Il apparaît donc raisonnable que les copropriétaires adoptent en assemblée générale une résolution, empruntant à ce raisonnement, et rappelant d’une part le principe d’égalité entre les copropriétaires quant à l’usage du local poubelles, mais édictant d’autre part des restrictions quant à un usage anormal ou excessif et dans ce cas appelant l’auteur de ces excès à se pourvoir de son propre système de stockage et d’évacuation des déchets.

Les évolutions environnementales et anti-gaspillage

Les consciences ont évolué et le cadre législatif aussi. Le traitement, la valorisation des déchets et la lutte contre le gaspillage sont devenus des préoccupations au cœur des services de la restauration.
Des textes sont venus resserrer ces obligations et ainsi, depuis le 1er janvier 2012, les plus gros producteurs de biodéchets ont l’obligation de les trier et de les valoriser dans des filières adaptées. Au 1er janvier 2016, les seuils ont été abaissés de sorte que ce sont dorénavant les professionnels produisant plus de 10 tonnes par an de biodéchets, et de 60 litres par an pour les huiles qui sont concernés.

Progressivement les obligations vont gagner l’ensemble de l’activité. C’est l’ensemble des établissements, petits ou grands, qui s’organisent dans ce sens.

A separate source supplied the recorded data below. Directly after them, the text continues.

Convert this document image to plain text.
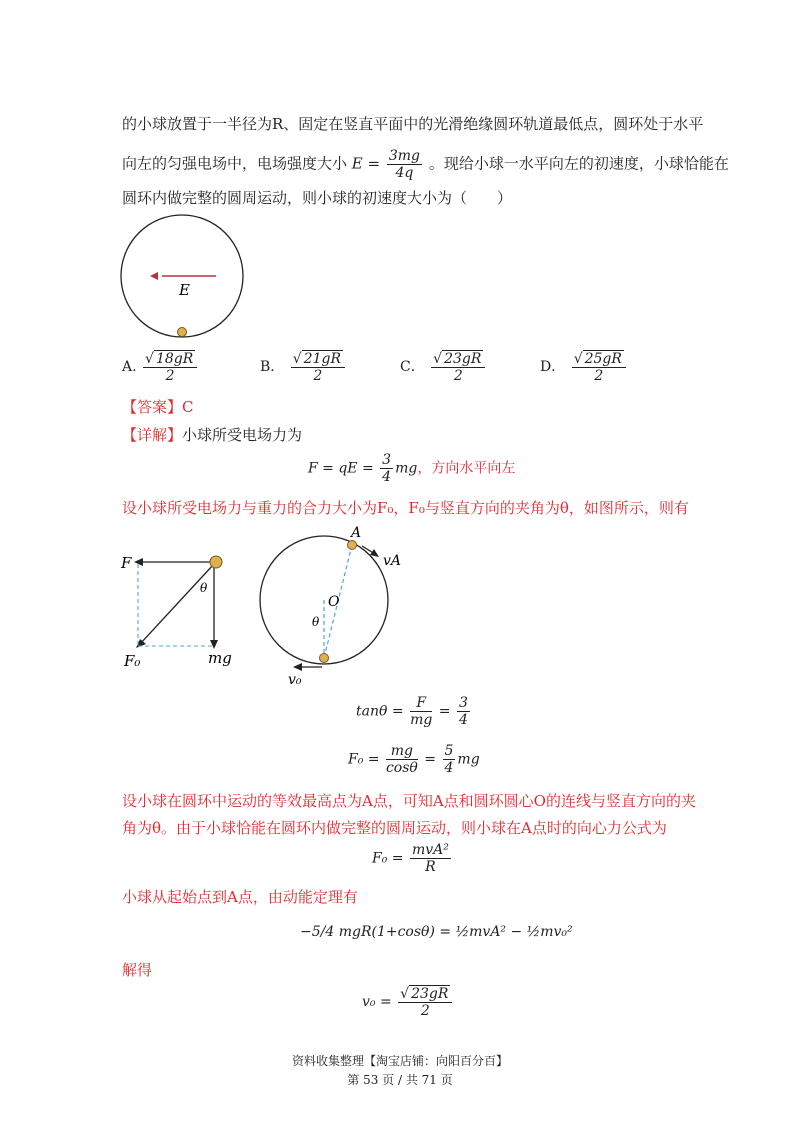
的小球放置于一半径为R、固定在竖直平面中的光滑绝缘圆环轨道最低点，圆环处于水平
向左的匀强电场中，电场强度大小 $E = \frac{3mg}{4q}$ 。现给小球一水平向左的初速度，小球恰能在
圆环内做完整的圆周运动，则小球的初速度大小为（　　）
E
A. $\frac{√ 18gR}{2}$	B． $\frac{√ 21gR}{2}$	C． $\frac{√ 23gR}{2}$	D． $\frac{√ 25gR}{2}$
【答案】C
【详解】小球所受电场力为
F = qE = $\frac{3}{4}$ mg，方向水平向左
设小球所受电场力与重力的合力大小为F₀，F₀与竖直方向的夹角为θ，如图所示，则有
F
θ
F₀	mg
A
vA
O
θ
v₀
$\tan\theta = \frac{F}{mg} = \frac{3}{4}$
$F_0 = \frac{mg}{\cos\theta} = \frac{5}{4}$ mg
设小球在圆环中运动的等效最高点为A点，可知A点和圆环圆心O的连线与竖直方向的夹
角为θ。由于小球恰能在圆环内做完整的圆周运动，则小球在A点时的向心力公式为
$F_0 = \frac{\text{mvA²}}{R}$
小球从起始点到A点，由动能定理有
−5/4 mgR(1+cosθ) = ½mvA² − ½mv₀²
解得
$v_0 = \frac{√ 23gR}{2}$
资料收集整理【淘宝店铺：向阳百分百】
第 53 页 / 共 71 页
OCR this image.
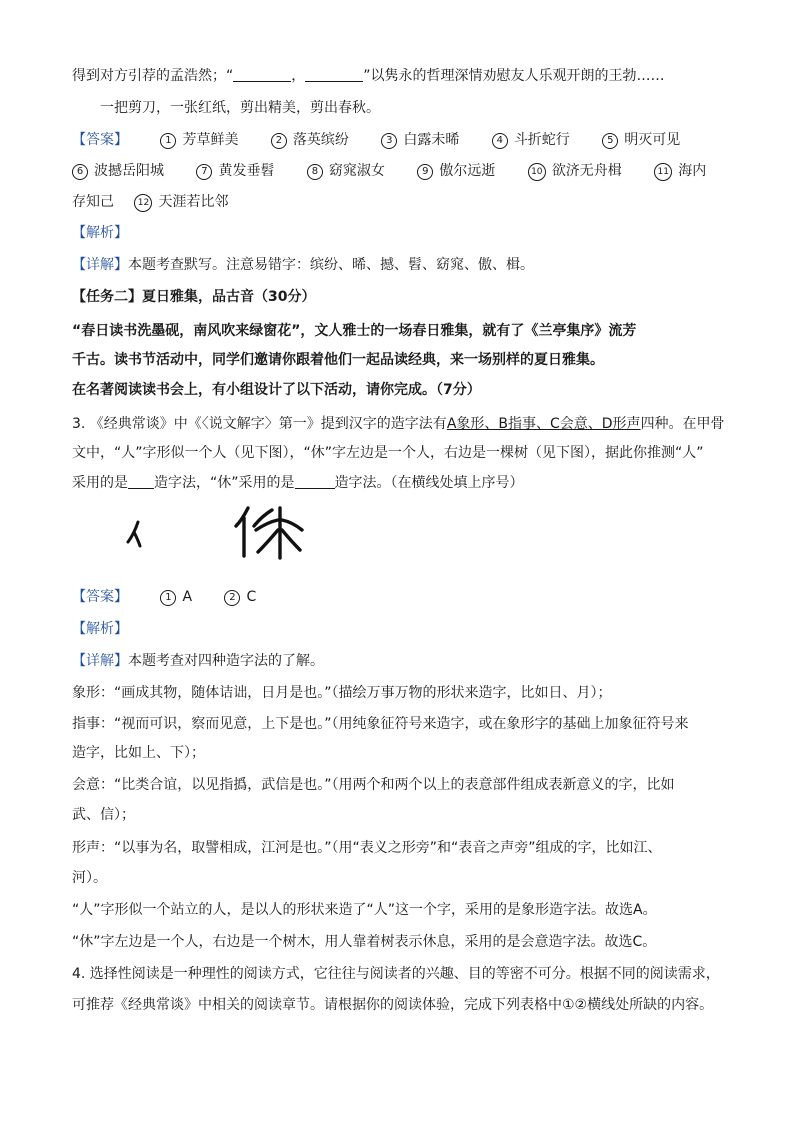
得到对方引荐的孟浩然；“	，	”以隽永的哲理深情劝慰友人乐观开朗的王勃……
一把剪刀，一张红纸，剪出精美，剪出春秋。
【答案】	1 芳草鲜美	2 落英缤纷	3 白露未晞	4 斗折蛇行	5 明灭可见
6 波撼岳阳城	7 黄发垂髫	8 窈窕淑女	9 傲尔远逝	10 欲济无舟楫	11 海内
存知己	12 天涯若比邻
【解析】
【详解】本题考查默写。注意易错字：缤纷、晞、撼、髫、窈窕、傲、楫。
【任务二】夏日雅集，品古音（30分）
“春日读书洗墨砚，南风吹来绿窗花”，文人雅士的一场春日雅集，就有了《兰亭集序》流芳
千古。读书节活动中，同学们邀请你跟着他们一起品读经典，来一场别样的夏日雅集。
在名著阅读读书会上，有小组设计了以下活动，请你完成。（7分）
3. 《经典常谈》中《〈说文解字〉第一》提到汉字的造字法有A象形、B指事、C会意、D形声四种。在甲骨
文中，“人”字形似一个人（见下图），“休”字左边是一个人，右边是一棵树（见下图），据此你推测“人”
采用的是 造字法，“休”采用的是	造字法。（在横线处填上序号）
【答案】	1 A	2 C
【解析】
【详解】本题考查对四种造字法的了解。
象形：“画成其物，随体诘诎，日月是也。”（描绘万事万物的形状来造字，比如日、月）；
指事：“视而可识，察而见意，上下是也。”（用纯象征符号来造字，或在象形字的基础上加象征符号来
造字，比如上、下）；
会意：“比类合谊，以见指撝，武信是也。”（用两个和两个以上的表意部件组成表新意义的字，比如
武、信）；
形声：“以事为名，取譬相成，江河是也。”（用“表义之形旁”和“表音之声旁”组成的字，比如江、
河）。
“人”字形似一个站立的人，是以人的形状来造了“人”这一个字，采用的是象形造字法。故选A。
“休”字左边是一个人，右边是一个树木，用人靠着树表示休息，采用的是会意造字法。故选C。
4. 选择性阅读是一种理性的阅读方式，它往往与阅读者的兴趣、目的等密不可分。根据不同的阅读需求，
可推荐《经典常谈》中相关的阅读章节。请根据你的阅读体验，完成下列表格中①②横线处所缺的内容。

Concrètement, il s’agit de déposer les bouteilles de verre dans des collecteurs de récupération de verre (ex « récup verre »), de recycler grâce à des collectes les huiles de fritures qui peuvent être valorisées dans le secteur de la mécanique par exemple (ex « Roule ma frite »).
Certains déchets alimentaires (épluchures, etc.) peuvent trouver des solutions dans des circuits de relevage à destination de composteur (ex« Eco digesteurs »).

Notons que la loi n° 2020–105 du 10 février 2020 relative à la lutte contre le gaspillage et à l’économie circulaire ajoute aux missions du syndic dans toute copropriété, qu’elle comporte ou non des locaux commerciaux, l’obligation d’informer les copropriétaires des règles locales en matière de tri des déchets. Ainsi, à compter du 1er janvier 2022, le syndic devra informer les copropriétaires des règles locales en matière de tri des déchets et de l’adresse, des horaires et des modalités d’accès des déchetteries dont dépend la copropriété.

Cette information sera affichée dans les locaux des ordures ménagères et transmise au moins une fois par an aux occupants, ainsi qu’aux copropriétaires.

C’est toute la logique et la logistique de la gestion des déchets qui change, nous sommes tous concernés, et en toute hypothèse l’information, la responsabilité des copropriétaires, le dialogue au sein de la copropriété et le savoir-faire du syndic devront rester des valeurs fortes dans les organisations des copropriétés.